Replacement of necrotic tisue with cirrhotic tissue, particularly fibrous, nodulr scar tissue
What are the causes of metabolic cirrhosis?
Metabolic defects and storage disease, such as alpha1-antitrypsin deficiency, glycogen storage disease, hemochromatosis, Wilson disease, galactosemia
What is the pathophysiology of metabolic cirrhosis?
Inflammation and scarring w/ specific morphologic changes r/t cause.
What does cirrhosis cause?
hepatomegaly, splenomegaly, ascites, gastrointestinal hemorrhage, portal htn, hepatic encephalopathy, and esophageal varices.
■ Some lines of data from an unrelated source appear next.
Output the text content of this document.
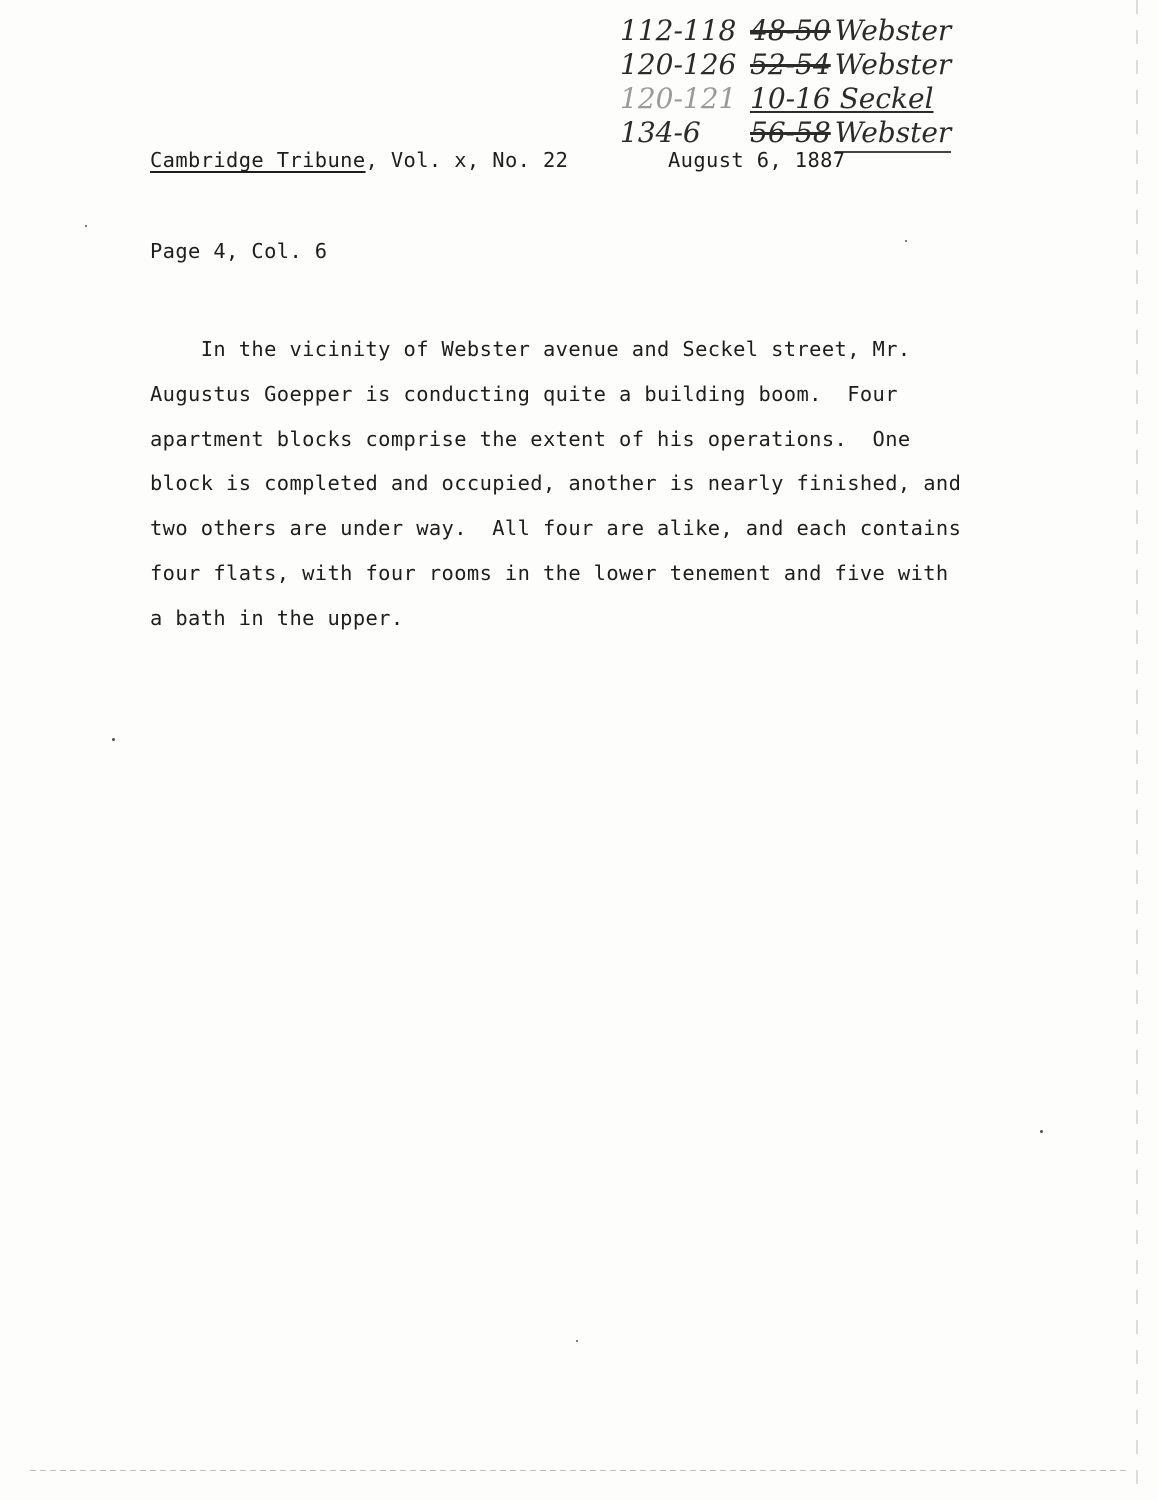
112-118 48-50 Webster
120-126 52-54 Webster
120-121 10-16 Seckel
134-6 56-58 Webster
Cambridge Tribune, Vol. x, No. 22	August 6, 1887
Page 4, Col. 6
In the vicinity of Webster avenue and Seckel street, Mr.
Augustus Goepper is conducting quite a building boom.  Four
apartment blocks comprise the extent of his operations.  One
block is completed and occupied, another is nearly finished, and
two others are under way.  All four are alike, and each contains
four flats, with four rooms in the lower tenement and five with
a bath in the upper.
What are the most common and distressing symptoms of primary and secondary biliary cirrhosis?
jaundice and pruritis. RUQ pain is also common
What is cholelithiasis and cholecystitis?
Cholelithiasis is the formation of gallstones
Cholecystits is th einflammation of the gallbaldder or cytic duct
What are the two types of gallstones and which is most prevalent?
Cholesterol and pigmented stones. Cholesterol stones are most common. Pigmented stones occur later in life and are associated with cirrhosis.
How do cholesterol gallstones form?
From bile that is supersaturated with cholesterol produced in the liver
What are the s/s of cholelithiasis?
Epigastric and rt hypochondrium pain and intolerance to fatty foods are the cardianl symptoms of cholelithiasis. The pain, often called biliary colic, is most characteristic and is caused by the lodging of one or more gallstones in the cystic or common duct. Pain usually radiates to the mid-upper back.
What are the s/s of cholecystitis?
Similar to that of cholelithiasis. The person will usually also have fever, leukocytosis, rebound tenderness, and abd. muscle guarding.
Pancreatitis is associated with clinical conditions?
Alcoholism, obstructive biliary tract disease, peptic ulcers, trauma, hyperlipidemia, and certain drugs.
Why does acute pancreatitis develop?
B/c of an injury or disruption of the pancreatic ducts or acini that permits leakage of pancreatic enzymes into pancreatic tissue. The leaked enzymes initiate autodigestion and acute pancreatitis. Bile reflux into the pancreas occurs if gallstones obstruct the common bile duct
What happens when autodigestion of the pancreas occurs?
The activated trypsin, elastase, and lipases destroy tissue and cell membranes, which causes edema, vascular damage, hemorrhage, and necrosis. Toxic enzymes are also released into the blood-stream and cause injury to vessels and other organs such as the lungs and kidneys.
What are the serum diagnostic findings for chronic pancreatitis?
Elevated serum amylase and lipase are characteristic diagnostic features and serum lipase is more specific and sensitive.
What is the cardinal symptom of acute pancreatitis? What are some of the other symptoms?
Mild to severe epigastric or midabdominal pain. The pain may radiate to the back.
Fever and leukocytosis accompany the inflammatory response. N/V are caused by hpermotility or paralytic ileus. Hypotension and shock frequently occur b/c plasma volume is lost as enzymes and kinins released into the circulation increase vascular permeability and dilate vessels.
What is the goal of treatment for acute pancreatitis?
To stop the process of autodigestion and prevent systemic complications. Narcotics for pain relief, parenteral fluids to restore blood volume and prevent hypotension and shock.